The Marq’s first phase, which includes meeting space, a new senior activities center and and outdoor amphitheater, is under construction and scheduled to open this fall. The second phase would include more fitness-focused amenities including an indoor aquatics center, basketball gym, yoga rooms, indoor jogging track, indoor playground, workout facility, party rooms, early learning classrooms and multipurpose classrooms.
The $15 million construction cost for the first phase was paid for by the city with available cash. Phase two construction will cost an estimated $32 million.
City staff emphasized there will be no increased property or sales tax. Assistant City Manager Ben Thatcher said about 75 percent of the city’s sales tax comes from shoppers who don’t live in the city.
The center, with both phases complete, will cost about $3.16 million in operations, city staff estimates. The estimated revenue from membership fees and rental uses is $2.956 million. The city would use the sales tax to help offset the costs.
Thatcher said the Crime Control Prevention District was created to build facilities including the new Department of Public Safety North campus.
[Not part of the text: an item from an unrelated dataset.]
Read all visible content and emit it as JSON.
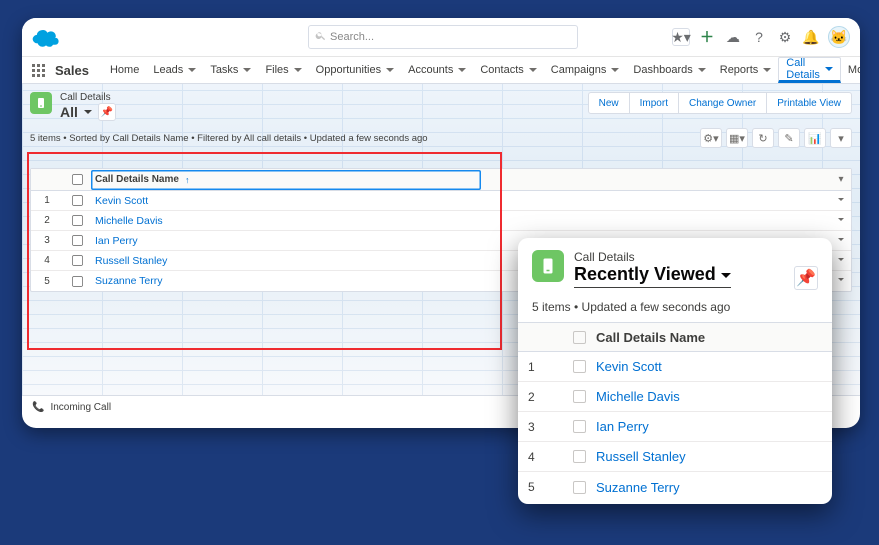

If the sales tax measure passes, the remaining money in Crime Control would go toward having a school resource officer in every Carroll ISD campus.
“We’re comfortable that one-eighth is more than enough,” he said.
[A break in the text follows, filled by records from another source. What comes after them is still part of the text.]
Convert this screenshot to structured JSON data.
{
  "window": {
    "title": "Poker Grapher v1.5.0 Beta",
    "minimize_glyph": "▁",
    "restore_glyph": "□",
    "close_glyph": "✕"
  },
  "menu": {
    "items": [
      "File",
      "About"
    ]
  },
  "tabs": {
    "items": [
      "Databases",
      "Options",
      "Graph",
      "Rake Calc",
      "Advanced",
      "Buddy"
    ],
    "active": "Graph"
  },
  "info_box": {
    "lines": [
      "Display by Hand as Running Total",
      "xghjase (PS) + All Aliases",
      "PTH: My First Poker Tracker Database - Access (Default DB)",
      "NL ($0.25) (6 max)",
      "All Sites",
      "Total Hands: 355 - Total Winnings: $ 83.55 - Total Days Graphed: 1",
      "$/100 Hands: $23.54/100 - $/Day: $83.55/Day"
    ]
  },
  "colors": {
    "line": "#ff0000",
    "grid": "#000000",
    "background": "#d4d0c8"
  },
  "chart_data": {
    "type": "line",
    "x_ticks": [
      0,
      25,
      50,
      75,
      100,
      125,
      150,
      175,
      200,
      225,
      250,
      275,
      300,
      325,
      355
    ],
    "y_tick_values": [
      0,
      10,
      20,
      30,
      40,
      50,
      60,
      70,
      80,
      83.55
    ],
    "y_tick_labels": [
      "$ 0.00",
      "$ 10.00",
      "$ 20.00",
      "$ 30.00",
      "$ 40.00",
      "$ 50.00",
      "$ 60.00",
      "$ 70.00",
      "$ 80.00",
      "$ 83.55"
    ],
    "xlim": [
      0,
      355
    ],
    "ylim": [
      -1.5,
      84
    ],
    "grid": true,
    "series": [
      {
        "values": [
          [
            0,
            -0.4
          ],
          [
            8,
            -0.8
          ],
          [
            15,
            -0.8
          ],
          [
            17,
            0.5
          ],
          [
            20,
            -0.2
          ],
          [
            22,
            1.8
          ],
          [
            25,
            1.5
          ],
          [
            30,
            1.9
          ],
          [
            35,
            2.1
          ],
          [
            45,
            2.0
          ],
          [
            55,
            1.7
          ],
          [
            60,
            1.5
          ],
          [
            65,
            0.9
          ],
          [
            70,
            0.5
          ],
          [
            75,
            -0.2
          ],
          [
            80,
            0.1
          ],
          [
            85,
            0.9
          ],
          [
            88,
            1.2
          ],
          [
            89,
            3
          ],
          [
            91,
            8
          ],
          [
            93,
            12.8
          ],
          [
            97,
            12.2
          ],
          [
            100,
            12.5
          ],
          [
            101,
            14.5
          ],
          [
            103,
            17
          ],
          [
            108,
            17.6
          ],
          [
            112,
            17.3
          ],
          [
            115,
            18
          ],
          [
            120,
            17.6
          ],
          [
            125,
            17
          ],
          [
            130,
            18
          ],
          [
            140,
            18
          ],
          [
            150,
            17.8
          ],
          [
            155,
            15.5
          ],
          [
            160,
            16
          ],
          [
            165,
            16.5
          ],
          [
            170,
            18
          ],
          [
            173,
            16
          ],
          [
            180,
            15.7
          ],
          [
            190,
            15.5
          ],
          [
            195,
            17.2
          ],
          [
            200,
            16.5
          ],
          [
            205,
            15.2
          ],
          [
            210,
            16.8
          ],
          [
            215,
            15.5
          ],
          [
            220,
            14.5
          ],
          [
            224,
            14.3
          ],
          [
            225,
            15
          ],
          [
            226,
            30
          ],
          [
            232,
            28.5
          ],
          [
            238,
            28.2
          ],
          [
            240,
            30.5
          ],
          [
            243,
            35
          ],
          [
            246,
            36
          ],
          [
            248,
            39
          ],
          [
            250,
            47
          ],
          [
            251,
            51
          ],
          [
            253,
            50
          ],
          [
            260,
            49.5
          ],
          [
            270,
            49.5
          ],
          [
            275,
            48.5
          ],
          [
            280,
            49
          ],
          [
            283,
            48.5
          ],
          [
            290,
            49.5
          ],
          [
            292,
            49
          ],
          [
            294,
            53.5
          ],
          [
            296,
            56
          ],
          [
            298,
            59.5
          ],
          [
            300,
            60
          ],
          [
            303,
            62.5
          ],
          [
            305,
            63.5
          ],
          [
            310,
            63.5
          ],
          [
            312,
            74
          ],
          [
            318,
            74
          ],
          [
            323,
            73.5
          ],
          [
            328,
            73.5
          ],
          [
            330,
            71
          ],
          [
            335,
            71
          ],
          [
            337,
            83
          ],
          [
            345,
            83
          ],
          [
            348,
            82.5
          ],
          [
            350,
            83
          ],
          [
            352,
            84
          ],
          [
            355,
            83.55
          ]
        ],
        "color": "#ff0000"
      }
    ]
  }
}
Thatcher said the city benchmarked other municipalities and their recreation centers. He said the revenue ranges from 50 percent of operational costs, to some that claim to meet 100 percent.
If the Economic Development Corp. is created, city staff plans to break ground on phase two in September 2016 and have its grand opening in January 2018.
If residents vote no, the city will reconsider other options for phase two.
The City of Grapevine plans to open its recreational center, The REC, later this year. Chris Smith, Parks and Recreation deputy director, said The Rec should recover about 80 percent of its operational costs in membership and other fees. The rest would be subsidized by monies from the general fund.
Smith said a consultant showed membership fee rates that could give Grapevine’s center a 100-percent cost recovery, but Council opted not to adopt it.
“Council said we're not interested in being a 100-percent cost recovery,” Smith said. “We’re interested in it being a benefit to the residents.”
In Grapevine, a resident family’s annual membership fee will be $300.
Dustin L. Dangli, 817-390-7770
What voters will see on the ballot
The decrease of the one-half percent (1/2%) Crime Control and Prevention District sales and use tax to one-eighth percent (1/8%) and the adoption of a sales and use tax for the promotion and development of new and expanded business enterprises at the rate of three-eighths percent (3/8%) to be used for projects authorized by Chapters 504 and 505 of the Texas Local Government Code, including specifically a community entertainment and recreational center and land, buildings, equipment, facilities, or improvements that provide new or expanded business enterprises that create or retain primary jobs as authorized by Section 505.155 of the Texas Local Government Code, including maintenance and operation costs of an authorized project.